Paul Taylor, senior fellow at Friends of Europe, argued shortly before the Russian invasion of Ukraine that Nato must bear some of the responsibility for the situation around Ukraine. Presenting a report from the think-tank on Black Sea security a few weeks before the invasion at the end of January, he argued that promises made back in 2008 that Georgia and Ukraine will eventually be admitted to Nato contributed to the crisis.
While stressing that there is no justification for Russia’s annexation of Crimea and its backing for separatists in both Georgia and Ukraine, Taylor criticised Nato for its promise to admit the two countries. “I think Nato made a big mistake in making a promise it couldn’t keep. That is one reason why we are in the current situation. By creating false hopes and at same time stoking unnecessary fears, Nato shares responsibility for where we are now.”
Insurmountable obstacles?
The main obstacle to any of the three newest applicants joining the EU is that they all have part of their territory occupied by Russia-backed separatists, and Ukraine of course is now partly occupied by Russia.

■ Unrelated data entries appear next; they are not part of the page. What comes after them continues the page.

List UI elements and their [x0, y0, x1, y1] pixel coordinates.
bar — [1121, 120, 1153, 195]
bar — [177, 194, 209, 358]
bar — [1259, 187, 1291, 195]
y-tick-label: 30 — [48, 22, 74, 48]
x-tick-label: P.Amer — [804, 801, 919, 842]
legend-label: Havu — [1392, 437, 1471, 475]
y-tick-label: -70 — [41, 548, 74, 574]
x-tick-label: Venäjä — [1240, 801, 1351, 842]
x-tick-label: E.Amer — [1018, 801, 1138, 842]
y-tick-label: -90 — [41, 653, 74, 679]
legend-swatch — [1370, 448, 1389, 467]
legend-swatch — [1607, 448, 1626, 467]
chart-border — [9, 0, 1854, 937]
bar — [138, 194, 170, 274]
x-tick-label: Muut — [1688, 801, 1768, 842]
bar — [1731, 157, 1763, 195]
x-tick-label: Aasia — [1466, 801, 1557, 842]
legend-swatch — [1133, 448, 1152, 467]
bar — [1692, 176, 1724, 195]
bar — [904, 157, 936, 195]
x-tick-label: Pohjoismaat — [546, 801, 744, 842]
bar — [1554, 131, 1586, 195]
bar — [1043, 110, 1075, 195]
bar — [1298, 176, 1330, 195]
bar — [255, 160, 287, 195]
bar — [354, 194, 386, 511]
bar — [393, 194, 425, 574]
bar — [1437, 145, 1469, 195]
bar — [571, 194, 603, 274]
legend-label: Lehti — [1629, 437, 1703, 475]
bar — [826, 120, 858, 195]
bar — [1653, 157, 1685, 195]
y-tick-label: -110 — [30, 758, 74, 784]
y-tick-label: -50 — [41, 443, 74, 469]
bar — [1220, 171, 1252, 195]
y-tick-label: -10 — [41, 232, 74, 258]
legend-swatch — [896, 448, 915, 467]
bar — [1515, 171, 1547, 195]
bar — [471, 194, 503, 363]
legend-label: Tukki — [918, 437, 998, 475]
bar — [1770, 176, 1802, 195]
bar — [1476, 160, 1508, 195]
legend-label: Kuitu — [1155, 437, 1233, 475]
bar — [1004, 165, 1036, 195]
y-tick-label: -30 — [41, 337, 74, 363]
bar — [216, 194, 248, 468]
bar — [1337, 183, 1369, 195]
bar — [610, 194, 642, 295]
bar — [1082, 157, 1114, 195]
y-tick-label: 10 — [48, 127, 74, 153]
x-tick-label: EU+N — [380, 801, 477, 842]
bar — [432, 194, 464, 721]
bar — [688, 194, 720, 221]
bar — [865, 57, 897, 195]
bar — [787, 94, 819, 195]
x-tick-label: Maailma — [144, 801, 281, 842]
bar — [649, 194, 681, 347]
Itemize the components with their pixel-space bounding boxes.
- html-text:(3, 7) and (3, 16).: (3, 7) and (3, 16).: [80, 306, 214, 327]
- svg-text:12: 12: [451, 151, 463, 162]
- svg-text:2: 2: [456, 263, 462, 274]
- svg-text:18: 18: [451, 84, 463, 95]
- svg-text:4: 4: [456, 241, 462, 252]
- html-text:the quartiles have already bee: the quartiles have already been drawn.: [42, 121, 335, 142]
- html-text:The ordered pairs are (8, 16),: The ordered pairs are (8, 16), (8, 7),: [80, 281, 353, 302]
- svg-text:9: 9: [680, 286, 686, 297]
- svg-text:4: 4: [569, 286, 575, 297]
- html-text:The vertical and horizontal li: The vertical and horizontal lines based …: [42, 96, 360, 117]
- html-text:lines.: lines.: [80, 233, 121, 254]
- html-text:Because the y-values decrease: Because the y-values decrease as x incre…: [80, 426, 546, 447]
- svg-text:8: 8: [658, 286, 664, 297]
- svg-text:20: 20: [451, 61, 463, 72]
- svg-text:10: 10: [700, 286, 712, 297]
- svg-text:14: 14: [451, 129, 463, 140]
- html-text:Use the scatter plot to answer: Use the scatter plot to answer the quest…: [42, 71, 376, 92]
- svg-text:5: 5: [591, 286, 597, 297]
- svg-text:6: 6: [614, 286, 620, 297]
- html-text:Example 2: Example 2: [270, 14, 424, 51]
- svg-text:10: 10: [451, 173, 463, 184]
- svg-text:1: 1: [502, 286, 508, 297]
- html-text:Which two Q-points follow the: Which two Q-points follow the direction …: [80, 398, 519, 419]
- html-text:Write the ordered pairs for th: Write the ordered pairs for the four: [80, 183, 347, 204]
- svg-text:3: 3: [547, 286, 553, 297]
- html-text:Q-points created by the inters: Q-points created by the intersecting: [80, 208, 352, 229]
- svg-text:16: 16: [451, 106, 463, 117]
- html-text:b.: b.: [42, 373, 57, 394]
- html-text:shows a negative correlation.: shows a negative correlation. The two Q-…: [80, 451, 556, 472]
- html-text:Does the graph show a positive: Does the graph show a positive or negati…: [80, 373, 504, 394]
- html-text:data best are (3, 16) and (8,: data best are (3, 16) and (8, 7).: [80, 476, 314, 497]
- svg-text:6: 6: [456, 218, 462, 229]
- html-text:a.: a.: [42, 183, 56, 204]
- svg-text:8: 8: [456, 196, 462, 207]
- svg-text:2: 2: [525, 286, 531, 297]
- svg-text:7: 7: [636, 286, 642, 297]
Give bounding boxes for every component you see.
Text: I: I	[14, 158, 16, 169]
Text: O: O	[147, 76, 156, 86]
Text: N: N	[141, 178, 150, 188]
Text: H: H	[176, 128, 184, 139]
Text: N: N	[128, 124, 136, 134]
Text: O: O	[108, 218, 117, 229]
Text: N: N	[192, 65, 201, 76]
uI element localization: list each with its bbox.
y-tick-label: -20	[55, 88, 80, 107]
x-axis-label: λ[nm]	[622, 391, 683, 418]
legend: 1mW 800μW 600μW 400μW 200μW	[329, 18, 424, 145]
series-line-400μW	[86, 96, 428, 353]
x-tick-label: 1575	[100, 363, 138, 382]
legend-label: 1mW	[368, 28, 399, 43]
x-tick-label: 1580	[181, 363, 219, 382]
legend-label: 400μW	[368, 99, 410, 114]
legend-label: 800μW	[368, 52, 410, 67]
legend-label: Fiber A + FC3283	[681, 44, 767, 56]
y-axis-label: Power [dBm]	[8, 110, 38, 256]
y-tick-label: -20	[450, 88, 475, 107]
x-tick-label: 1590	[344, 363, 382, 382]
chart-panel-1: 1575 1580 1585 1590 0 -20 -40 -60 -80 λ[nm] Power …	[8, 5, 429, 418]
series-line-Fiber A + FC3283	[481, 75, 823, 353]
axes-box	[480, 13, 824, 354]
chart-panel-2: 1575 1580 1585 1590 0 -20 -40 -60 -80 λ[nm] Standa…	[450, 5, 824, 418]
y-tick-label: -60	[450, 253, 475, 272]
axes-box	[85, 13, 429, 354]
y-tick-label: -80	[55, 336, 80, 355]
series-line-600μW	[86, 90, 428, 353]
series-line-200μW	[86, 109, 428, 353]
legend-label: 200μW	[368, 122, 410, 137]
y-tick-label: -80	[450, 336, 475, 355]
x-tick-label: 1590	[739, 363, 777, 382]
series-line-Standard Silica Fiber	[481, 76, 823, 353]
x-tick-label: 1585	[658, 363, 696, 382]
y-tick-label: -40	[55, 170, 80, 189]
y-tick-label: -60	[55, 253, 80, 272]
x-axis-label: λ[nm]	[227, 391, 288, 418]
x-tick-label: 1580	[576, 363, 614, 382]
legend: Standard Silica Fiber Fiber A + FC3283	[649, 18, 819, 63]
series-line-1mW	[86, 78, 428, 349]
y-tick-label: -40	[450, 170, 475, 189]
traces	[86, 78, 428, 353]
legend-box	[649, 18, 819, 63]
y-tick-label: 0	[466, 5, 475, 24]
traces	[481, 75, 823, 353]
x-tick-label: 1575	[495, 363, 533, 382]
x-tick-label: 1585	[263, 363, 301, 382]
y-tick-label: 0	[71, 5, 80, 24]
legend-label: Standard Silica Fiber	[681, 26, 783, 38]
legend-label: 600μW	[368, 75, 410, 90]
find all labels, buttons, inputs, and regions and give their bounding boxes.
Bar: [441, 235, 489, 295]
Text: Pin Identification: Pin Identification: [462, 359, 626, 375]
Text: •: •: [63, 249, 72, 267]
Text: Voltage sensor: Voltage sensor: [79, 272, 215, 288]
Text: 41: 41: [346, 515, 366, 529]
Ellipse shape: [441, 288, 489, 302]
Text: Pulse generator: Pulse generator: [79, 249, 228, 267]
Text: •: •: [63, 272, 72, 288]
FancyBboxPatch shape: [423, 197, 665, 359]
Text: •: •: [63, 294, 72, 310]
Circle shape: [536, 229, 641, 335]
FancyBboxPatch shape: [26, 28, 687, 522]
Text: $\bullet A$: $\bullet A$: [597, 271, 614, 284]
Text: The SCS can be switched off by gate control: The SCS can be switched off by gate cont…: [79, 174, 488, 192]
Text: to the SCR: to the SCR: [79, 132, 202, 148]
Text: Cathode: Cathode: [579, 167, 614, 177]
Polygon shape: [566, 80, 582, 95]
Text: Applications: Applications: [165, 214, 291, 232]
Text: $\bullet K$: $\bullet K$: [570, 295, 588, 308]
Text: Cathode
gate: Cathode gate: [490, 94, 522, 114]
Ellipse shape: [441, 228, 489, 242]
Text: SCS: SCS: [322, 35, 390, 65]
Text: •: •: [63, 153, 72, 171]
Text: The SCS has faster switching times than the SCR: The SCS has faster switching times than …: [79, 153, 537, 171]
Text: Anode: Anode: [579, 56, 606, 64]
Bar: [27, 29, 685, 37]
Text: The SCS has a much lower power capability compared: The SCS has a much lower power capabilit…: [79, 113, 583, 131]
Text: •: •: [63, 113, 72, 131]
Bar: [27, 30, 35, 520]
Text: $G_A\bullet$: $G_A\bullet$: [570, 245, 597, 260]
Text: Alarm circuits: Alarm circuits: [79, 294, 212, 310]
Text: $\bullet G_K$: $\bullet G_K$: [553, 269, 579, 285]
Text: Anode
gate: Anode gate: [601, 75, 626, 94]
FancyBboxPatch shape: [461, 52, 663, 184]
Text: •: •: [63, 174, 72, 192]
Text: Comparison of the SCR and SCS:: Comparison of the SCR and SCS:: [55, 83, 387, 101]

After Moldova submitted its application to join the EU, Sandu commented on this critical issue, saying that she expects
a peaceful settlement of the dispute with the separatist authorities in Transnistria. Of the three states, Moldova is best placed to do this, as neither Russia nor any other state has recognised Transnistria as independent, and the two sides have been engaged in settlement negotiations for years.
"We have not carried specific talks [with the EU] on this. We discussed the Transnistrian conflict and the need to resolve this conflict, as well as the fact that we see this solution as peaceful. We see a solution that would result in a functional state, but we did not discuss concrete topics at this stage,” said the president.
Speaking of Ukraine, How said that he does not expect much can happen before hostilities come to an end. “Even when hostilities do end, assuming Russia is still in Ukraine in some way or other, there would need to be a treaty change in order to admit counties the territorial integrity of which is compromised. This applies not only to Ukraine, it applies to Georgia, to Moldova, Kosovo, Serbia.”
He added: “these are very difficult questions and not just
[in terms of] security – integrity of borders is integral to the functioning of the EU single market. These are difficult issues to deal with and there probably won’t be a swift resolution.”
For both the three new applicants and the Western Balkans states another of the major concerns has been that they are much poorer than the existing member states, and also less ready in other ways such as governance and the fight against corruption.
However, a 2018 paper from the Centre for European Policy Studies (CEPS) looking at the quality of political and economic governance in the Western Balkans and Georgia, Moldova and Ukraine found that the two groups of countries were broadly comparable, with Georgia even ranking ahead of the two Western Balkans closest to accession – Montenegro and Serbia – on a number of indicators.
Hlib Vyshlinsky, executive director of the Centre for Economic Strategy in Kyiv, thus argued on the wiiw panel that the findings “mean it is not an issue of just making a huge political decision to invite the countries that are not at all ready, but of making a political decision to invite countries which are ready but before there was no political will”.
Admittedly, the Western Balkans states are ahead of
their peers in terms of GDP per capita, though both were
well behind the EU members. However, the two groups
were well matched when comparing the European Bank
for Reconstruction and Development (EBRD) transition indicators, and on both the political criteria measured by CEPS and on economic governance, Georgia performed better than the Western Balkan frontrunners.